Spark Master(Standalone) have 4cpu(core), 16G memory and so Spark is runnig only 4 scripts by one time. (1 script : 1 core)

But, I want to Spark is running 20~30 scripts by one time How can I do?

This is my spark master web ui images. Please, Help me.

enter image description here enter image description here


Solution

  • Given you only have 4 cores, it's unlikely you'll be able to achieve that many tasks at the same time and neither should you wish to do that. Parallelism on your Spark instance is likely going to be limited by any of the following:

    1. Hardware (i.e. how many physical cores your machine has)
    2. What is the configuration of your Spark parallelism and core usage, i.e. Spark Config setting such as spark.default.parallelism and spark.executor.cores
    3. What is the configuration of your Spark scheduler (FIFO/Fair) - if this is set to FIFO your instance will attempt to solve one "script" at a time (but still working in parallel as described in point 5)
    4. How are you submitting your "scripts" - if you're submitting them from one process one thread and always collecting back to Python, then they will run in series, as their collection back to Python (driver) is likely blocking
    5. The partitioning of your data (spark.sql.shuffle.partitions and the actual data partitioning) - the rule of thumb is that a worker (here CPU core) will work on 1 partition at a time, therefore if your script processes a dataframe with 4 partitions, it may likely take up all the cores available to it on your machine.
    6. The actual scripts and actions in them.

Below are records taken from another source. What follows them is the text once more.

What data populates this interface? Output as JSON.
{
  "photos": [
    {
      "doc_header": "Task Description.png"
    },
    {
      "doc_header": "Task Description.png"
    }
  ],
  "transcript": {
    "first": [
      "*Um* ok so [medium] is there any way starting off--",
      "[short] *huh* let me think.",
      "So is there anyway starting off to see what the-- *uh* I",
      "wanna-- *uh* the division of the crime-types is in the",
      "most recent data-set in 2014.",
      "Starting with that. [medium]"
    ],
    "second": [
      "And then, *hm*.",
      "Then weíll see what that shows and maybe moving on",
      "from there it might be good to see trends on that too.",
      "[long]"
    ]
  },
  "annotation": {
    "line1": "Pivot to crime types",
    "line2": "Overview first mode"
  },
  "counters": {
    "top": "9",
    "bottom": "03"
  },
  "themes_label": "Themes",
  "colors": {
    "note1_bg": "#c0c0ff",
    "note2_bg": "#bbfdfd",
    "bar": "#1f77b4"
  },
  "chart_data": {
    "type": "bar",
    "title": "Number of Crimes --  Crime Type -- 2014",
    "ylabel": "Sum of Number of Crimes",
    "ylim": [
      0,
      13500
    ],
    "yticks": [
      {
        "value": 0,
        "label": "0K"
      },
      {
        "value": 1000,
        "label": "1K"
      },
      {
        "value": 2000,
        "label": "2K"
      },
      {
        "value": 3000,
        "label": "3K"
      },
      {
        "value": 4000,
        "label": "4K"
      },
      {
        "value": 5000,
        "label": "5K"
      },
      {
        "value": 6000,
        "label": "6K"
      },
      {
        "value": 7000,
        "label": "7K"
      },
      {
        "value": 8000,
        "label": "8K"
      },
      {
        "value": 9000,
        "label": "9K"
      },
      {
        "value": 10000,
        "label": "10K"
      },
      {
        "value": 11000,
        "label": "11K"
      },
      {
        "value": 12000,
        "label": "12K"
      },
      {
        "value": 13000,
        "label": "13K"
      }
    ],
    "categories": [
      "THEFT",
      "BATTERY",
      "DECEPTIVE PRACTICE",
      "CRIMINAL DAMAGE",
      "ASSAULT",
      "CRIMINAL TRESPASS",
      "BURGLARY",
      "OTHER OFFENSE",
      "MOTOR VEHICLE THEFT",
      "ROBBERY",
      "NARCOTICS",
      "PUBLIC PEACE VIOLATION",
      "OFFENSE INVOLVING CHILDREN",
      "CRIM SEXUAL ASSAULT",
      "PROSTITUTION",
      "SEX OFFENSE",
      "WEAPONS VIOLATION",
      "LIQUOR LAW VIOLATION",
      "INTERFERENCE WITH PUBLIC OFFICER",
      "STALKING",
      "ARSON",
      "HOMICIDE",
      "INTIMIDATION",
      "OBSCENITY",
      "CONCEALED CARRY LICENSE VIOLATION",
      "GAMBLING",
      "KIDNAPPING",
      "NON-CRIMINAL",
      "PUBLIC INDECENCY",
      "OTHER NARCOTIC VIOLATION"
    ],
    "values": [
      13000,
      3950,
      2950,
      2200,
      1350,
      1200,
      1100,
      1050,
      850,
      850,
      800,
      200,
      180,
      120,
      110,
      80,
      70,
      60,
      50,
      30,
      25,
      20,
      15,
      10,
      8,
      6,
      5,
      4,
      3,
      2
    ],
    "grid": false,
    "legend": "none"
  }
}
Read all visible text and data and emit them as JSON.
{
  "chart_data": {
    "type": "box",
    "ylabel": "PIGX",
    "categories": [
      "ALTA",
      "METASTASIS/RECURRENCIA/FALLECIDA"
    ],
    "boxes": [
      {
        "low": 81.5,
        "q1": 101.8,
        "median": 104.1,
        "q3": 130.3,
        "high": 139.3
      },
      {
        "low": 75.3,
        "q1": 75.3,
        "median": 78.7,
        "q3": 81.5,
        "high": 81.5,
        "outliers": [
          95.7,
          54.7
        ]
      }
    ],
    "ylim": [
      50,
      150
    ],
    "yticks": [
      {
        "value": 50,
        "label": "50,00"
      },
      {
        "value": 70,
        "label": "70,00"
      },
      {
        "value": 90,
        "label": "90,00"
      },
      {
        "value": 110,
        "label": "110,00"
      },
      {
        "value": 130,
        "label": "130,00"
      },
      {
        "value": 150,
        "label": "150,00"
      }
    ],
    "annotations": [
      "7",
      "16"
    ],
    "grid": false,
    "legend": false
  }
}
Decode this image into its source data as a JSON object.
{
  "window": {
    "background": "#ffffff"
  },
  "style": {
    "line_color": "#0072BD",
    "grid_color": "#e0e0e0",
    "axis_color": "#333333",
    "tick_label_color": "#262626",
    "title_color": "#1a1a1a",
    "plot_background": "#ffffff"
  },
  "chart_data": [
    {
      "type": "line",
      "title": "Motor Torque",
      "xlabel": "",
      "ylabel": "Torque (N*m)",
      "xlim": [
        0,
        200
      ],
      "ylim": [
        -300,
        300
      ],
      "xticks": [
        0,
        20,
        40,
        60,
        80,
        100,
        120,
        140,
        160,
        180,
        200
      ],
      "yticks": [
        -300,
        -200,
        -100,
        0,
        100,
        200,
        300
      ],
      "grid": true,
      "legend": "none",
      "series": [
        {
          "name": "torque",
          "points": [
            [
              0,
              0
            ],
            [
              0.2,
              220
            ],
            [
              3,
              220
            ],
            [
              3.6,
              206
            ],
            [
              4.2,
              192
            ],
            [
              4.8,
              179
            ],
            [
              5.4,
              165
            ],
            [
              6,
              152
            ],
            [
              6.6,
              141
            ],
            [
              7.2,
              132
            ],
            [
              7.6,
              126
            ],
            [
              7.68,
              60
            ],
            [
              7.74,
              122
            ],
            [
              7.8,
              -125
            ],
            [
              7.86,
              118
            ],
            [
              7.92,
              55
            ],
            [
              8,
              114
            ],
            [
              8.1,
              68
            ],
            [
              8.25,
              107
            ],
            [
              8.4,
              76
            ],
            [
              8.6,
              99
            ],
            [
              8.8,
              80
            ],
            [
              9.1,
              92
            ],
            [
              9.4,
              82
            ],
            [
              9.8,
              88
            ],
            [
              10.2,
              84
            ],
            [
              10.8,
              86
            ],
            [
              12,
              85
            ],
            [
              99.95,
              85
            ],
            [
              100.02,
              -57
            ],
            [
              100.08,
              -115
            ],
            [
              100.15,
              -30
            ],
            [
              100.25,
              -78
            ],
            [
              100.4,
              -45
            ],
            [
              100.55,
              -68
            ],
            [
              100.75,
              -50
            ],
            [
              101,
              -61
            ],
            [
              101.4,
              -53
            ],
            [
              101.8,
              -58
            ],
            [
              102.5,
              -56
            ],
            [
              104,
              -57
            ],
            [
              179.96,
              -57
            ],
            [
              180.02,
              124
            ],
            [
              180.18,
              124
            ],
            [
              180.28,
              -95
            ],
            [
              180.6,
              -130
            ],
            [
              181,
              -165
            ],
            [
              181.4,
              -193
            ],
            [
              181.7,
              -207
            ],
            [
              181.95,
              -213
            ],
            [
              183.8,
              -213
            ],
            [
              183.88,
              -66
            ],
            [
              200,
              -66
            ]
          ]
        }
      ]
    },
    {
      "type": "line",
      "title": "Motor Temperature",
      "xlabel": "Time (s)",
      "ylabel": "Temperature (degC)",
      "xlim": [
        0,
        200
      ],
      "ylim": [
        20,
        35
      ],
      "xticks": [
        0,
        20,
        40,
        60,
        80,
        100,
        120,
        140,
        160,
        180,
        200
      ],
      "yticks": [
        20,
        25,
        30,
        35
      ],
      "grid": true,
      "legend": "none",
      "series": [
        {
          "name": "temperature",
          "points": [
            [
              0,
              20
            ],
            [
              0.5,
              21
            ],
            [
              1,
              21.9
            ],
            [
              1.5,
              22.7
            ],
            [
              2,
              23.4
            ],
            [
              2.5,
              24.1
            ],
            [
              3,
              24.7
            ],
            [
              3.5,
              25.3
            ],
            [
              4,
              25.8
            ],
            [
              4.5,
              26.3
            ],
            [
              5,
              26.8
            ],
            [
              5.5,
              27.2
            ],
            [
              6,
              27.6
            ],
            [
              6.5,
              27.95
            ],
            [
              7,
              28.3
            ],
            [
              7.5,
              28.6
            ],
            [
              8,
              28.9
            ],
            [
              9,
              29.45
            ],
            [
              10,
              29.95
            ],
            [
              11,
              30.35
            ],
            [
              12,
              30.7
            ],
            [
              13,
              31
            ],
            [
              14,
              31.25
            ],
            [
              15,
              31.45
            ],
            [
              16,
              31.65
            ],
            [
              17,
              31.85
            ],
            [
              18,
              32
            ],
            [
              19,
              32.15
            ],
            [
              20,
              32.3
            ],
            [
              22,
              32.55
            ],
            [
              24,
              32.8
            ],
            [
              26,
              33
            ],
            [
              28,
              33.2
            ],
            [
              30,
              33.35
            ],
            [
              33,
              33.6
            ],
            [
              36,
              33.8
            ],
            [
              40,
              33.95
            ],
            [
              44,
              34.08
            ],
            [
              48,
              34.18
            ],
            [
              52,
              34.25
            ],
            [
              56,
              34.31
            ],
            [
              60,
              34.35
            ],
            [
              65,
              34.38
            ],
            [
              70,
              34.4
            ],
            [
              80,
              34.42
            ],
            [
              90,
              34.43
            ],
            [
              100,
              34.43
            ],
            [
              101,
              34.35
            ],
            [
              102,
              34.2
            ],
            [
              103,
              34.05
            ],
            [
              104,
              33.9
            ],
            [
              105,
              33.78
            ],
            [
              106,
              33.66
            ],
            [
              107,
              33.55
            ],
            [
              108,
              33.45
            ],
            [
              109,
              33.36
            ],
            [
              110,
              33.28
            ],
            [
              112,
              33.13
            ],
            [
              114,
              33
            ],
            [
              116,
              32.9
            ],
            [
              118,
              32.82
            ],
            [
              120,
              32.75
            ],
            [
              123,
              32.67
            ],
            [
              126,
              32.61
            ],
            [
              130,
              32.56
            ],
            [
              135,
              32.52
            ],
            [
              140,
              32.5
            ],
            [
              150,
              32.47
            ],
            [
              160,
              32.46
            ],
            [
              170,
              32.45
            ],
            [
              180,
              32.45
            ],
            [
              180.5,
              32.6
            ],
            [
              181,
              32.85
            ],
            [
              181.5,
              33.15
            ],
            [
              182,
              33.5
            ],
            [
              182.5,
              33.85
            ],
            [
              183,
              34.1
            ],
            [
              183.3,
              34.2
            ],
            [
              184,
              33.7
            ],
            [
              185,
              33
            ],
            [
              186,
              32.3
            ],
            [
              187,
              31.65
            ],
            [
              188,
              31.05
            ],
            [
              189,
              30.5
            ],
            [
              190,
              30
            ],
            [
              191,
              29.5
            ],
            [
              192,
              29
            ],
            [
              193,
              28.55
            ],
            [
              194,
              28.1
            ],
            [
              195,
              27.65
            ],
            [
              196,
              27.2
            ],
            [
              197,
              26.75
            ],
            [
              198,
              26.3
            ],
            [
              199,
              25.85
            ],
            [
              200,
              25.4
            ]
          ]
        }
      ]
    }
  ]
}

    Based on the request above, try setting default parallelism to your number of desired cores, set Spark scheduler to FAIR and consider wrapping your "scripts" in functions that you submit to ThreadPoolExecutor or a similar implementation (if working from PySpark) that submits to Spark. This way, Spark will attempt to schedule as many jobs at the same time as possible. However, this doesn't mean 20-30 "scripts" will be processed at the same time (because that likely cannot be achieved), it only means that the jobs will be submitted in parallel and scheduled and processed in a Fair fashion.